Hendrawan menyebut sudah banyak pakar yang diajak berdiskusi oleh DPR sejak wacana revisi UU KPK ini menyeruak. Namun, dia tidak menyebut persis pakar mana yang mengusulkan angka 12 tahun.

"Ada yang minta lebih cepat, ada yang bilang tunggu dong 100 tahun Indonesia merdeka 2045," ucap anggota Badan Legislasi DPR ini.

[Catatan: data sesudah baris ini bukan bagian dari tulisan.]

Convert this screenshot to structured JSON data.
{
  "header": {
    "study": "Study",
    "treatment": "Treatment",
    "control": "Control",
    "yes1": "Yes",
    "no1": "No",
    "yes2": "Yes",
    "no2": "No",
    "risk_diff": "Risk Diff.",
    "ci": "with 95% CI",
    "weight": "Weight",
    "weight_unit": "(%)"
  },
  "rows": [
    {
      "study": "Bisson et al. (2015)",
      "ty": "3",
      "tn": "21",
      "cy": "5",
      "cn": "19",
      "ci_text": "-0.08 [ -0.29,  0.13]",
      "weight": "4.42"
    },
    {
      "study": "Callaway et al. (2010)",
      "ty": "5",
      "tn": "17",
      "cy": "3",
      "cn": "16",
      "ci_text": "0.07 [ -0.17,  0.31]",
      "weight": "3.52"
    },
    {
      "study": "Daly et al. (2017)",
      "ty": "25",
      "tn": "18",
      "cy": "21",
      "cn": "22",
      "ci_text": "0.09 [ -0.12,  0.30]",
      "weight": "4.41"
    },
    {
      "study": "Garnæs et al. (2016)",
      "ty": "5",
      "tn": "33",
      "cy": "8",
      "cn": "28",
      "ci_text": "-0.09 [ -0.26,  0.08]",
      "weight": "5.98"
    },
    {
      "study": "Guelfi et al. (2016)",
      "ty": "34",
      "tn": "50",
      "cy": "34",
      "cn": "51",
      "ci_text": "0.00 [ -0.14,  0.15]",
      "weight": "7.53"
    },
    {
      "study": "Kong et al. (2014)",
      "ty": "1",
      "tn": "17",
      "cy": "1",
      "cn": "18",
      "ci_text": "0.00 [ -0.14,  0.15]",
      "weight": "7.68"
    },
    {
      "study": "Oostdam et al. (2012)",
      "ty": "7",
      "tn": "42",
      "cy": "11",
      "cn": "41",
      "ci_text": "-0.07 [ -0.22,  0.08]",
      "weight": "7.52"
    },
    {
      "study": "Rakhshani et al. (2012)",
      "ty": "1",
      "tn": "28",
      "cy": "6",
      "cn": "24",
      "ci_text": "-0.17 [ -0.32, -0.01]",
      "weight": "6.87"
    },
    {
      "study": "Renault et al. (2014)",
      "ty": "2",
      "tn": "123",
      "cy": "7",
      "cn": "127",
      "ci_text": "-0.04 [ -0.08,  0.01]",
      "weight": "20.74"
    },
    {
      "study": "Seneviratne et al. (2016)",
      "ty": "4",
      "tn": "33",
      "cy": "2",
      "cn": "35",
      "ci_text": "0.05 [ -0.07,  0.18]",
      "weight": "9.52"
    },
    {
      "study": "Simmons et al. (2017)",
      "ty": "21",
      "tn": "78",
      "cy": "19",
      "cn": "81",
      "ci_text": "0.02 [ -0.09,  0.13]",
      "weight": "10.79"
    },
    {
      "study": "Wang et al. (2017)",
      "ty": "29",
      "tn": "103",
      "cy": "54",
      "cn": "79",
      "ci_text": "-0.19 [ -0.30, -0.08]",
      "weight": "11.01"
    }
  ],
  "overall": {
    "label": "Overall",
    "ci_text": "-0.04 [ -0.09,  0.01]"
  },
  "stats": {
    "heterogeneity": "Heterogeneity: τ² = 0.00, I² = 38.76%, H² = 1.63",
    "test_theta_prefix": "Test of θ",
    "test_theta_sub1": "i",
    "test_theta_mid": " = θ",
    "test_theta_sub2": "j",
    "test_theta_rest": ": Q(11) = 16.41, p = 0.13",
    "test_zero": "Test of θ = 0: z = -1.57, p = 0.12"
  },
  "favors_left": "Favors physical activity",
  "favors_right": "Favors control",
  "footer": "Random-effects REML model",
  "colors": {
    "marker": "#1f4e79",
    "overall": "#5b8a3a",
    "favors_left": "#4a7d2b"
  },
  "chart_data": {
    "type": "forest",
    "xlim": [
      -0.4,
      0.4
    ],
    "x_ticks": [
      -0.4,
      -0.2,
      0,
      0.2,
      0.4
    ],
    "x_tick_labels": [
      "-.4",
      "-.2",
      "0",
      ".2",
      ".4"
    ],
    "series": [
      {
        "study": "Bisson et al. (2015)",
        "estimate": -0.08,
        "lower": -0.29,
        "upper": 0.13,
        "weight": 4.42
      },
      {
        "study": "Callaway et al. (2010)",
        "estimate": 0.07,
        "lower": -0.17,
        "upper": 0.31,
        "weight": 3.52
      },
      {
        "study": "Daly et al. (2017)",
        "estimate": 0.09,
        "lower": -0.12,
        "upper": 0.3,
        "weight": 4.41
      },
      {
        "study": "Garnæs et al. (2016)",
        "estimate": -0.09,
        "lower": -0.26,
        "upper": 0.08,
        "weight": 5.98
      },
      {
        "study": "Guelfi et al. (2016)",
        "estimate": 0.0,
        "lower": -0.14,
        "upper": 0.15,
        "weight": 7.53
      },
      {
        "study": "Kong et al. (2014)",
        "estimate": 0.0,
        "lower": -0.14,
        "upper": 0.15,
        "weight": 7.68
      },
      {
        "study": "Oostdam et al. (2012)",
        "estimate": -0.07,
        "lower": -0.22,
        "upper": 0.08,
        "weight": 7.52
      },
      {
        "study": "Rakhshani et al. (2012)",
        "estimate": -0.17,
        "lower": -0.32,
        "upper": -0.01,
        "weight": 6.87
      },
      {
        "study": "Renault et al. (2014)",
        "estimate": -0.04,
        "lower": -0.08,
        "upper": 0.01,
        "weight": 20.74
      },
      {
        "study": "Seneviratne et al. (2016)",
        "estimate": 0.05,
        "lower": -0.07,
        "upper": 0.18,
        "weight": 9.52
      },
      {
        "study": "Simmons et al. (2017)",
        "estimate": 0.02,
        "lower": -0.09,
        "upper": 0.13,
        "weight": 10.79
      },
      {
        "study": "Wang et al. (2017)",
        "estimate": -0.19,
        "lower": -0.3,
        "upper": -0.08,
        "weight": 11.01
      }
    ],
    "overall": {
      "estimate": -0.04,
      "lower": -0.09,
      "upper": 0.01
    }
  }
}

Yang selama ini menjadi pertanyaan adalah kop rancangan revisi UU KPK yang berlogo pemerintah. Hendrawan menyebut masukan juga ada yang dari pemerintah, tetapi dia tidak merinci yang mana.


SIKAP PEMERINTAH -
Pemerintah belum memberikan pandangan resmi mengenai rencana revisi atas UU Nomor 30 Tahun 2002 tentang KPK yang diusulkan oleh DPR. Sekretaris Kabinet Pramono Anung menyatakan bahwa pembahasan revisi tersebut masih dilakukan DPR.

"Jadi kan begini ya, secara resmi ini kan menjadi usul inisiatif DPR, pemerintah sebenarnya belum masuk kepada bagaimana sikap pemerintah," kata Pramono di Kompleks Istana Merdeka, Jumat (9/10).

Tetapi nantinya pemerintah akan menyampaikan pandangan setelah mendapat undangan DPR. Sejauh ini pemerintah belum diundang rapat membahas revisi tersebut.

"Pemerintah akan menentukan sikapnya kalau kemudian secara resmi sudah memerlukan kehadiran pemerintah, ini kan baru usulan bahwa itu masuk prolegnas kemudian akan diagendakan," ujar Pramono.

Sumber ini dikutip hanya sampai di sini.